Son principe d’action se résume en trois impératifs : « Ne pas changer d’avis, ne pas changer la vérité, ne pas changer de cap. » Simplement changer de « méthode ». Ce qui lui permet de continuer sa politique en gardant le même cap. Tout son discours a consisté à dire qu’il fallait s’éloigner progressivement des énergies fossiles pour parvenir à un juste équilibre entre l’énergie nucléaire et les énergies renouvelables. De quoi, pense-t-il, rassurer tout le monde. Sans oublier d’évoquer « une stratégie européenne » sur les batteries électriques pour véhicules.

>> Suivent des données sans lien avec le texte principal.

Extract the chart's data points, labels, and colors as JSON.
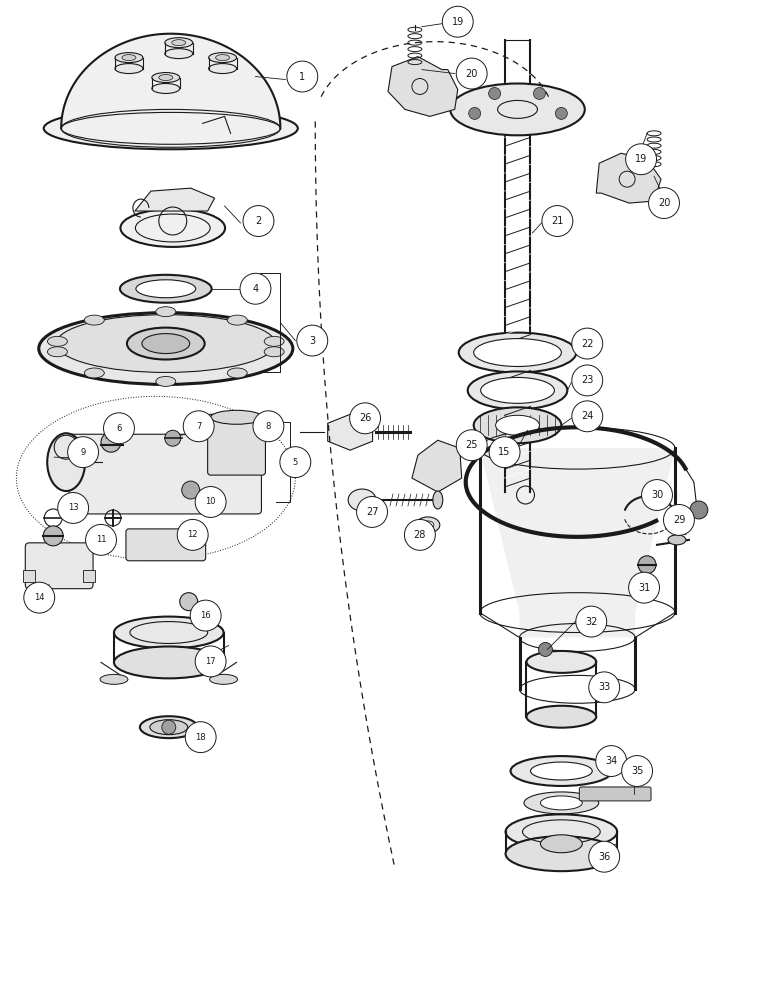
{
  "bg_color": "#ffffff",
  "line_color": "#1a1a1a",
  "fig_width": 7.72,
  "fig_height": 10.0,
  "dpi": 100,
  "xlim": [
    0,
    7.72
  ],
  "ylim": [
    0,
    10.0
  ]
}
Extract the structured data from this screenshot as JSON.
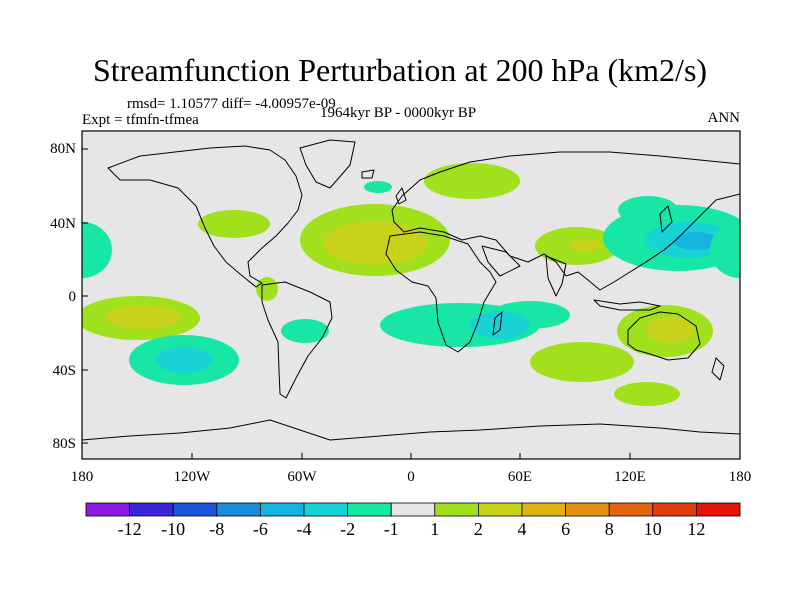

Les gilets jaunes restent sur leur faim. Notre Président a beau affirmer qu’il ne choisit pas entre la « fin du monde » et « la fin du mois » et qu’il faut « traiter les deux » à la fois, il n’apporte guère de solutions immédiates à leurs revendications. Il leur promet, d’ici trois mois, des mesures compensatoires, comme le retour à une taxe flottante, en fonction du cours du pétrole, ou des facilités pour isoler les logements. Et, comme la plupart sont un peu ploucs, on leur expliquera en détail les avantages de ces mesures pour qu’ils comprennent bien. Quelle attention, n’est-ce pas ?

Pour preuve de sa bonne volonté, Emmanuel Macron a annoncé que François de Rugy recevrait une délégation de gilets jaunes dans l’après-midi. Sans doute les huit porte-parole, plus ou moins auto-désignés – ils préfèrent se définir comme des « communicants officiels » et des « messagers » – qui sont opportunément apparus la veille. Sans mettre en cause leur sincérité, nombre de gilets jaunes, s’ils reconnaissent que le mouvement doit être plus structuré, s’étonnent de ces auto-proclamations et considèrent que leurs représentants devraient être démocratiquement élus.

En tout cas, les premières réactions de la base sont négatives.

Ils attendaient des annonces concrètes sur la diminution des taxes et l’augmentation du pouvoir d’achat : ils ont le sentiment qu’on les roule dans la farine et qu’on se moque d’eux. « On s’est endormi [pendant le discours], c’est du somnifère », commente l’un. « Il faut que Jupiter redescende sur Terre », dit un autre.

Bref, il paraît assez évident que notre Président a effectué un exercice de style pour défendre tout et son contraire, en espérant ne fâcher personne. Il a voulu, pour se sortir du pétrin, noyer le poisson en montrant que l’écologie est à la portée de toutes les bourses. Mais il risque fort d’obtenir le contraire, de voir durer la contestation et de dégringoler encore dans les sondages, jusqu’à ce qu’il touche le fond.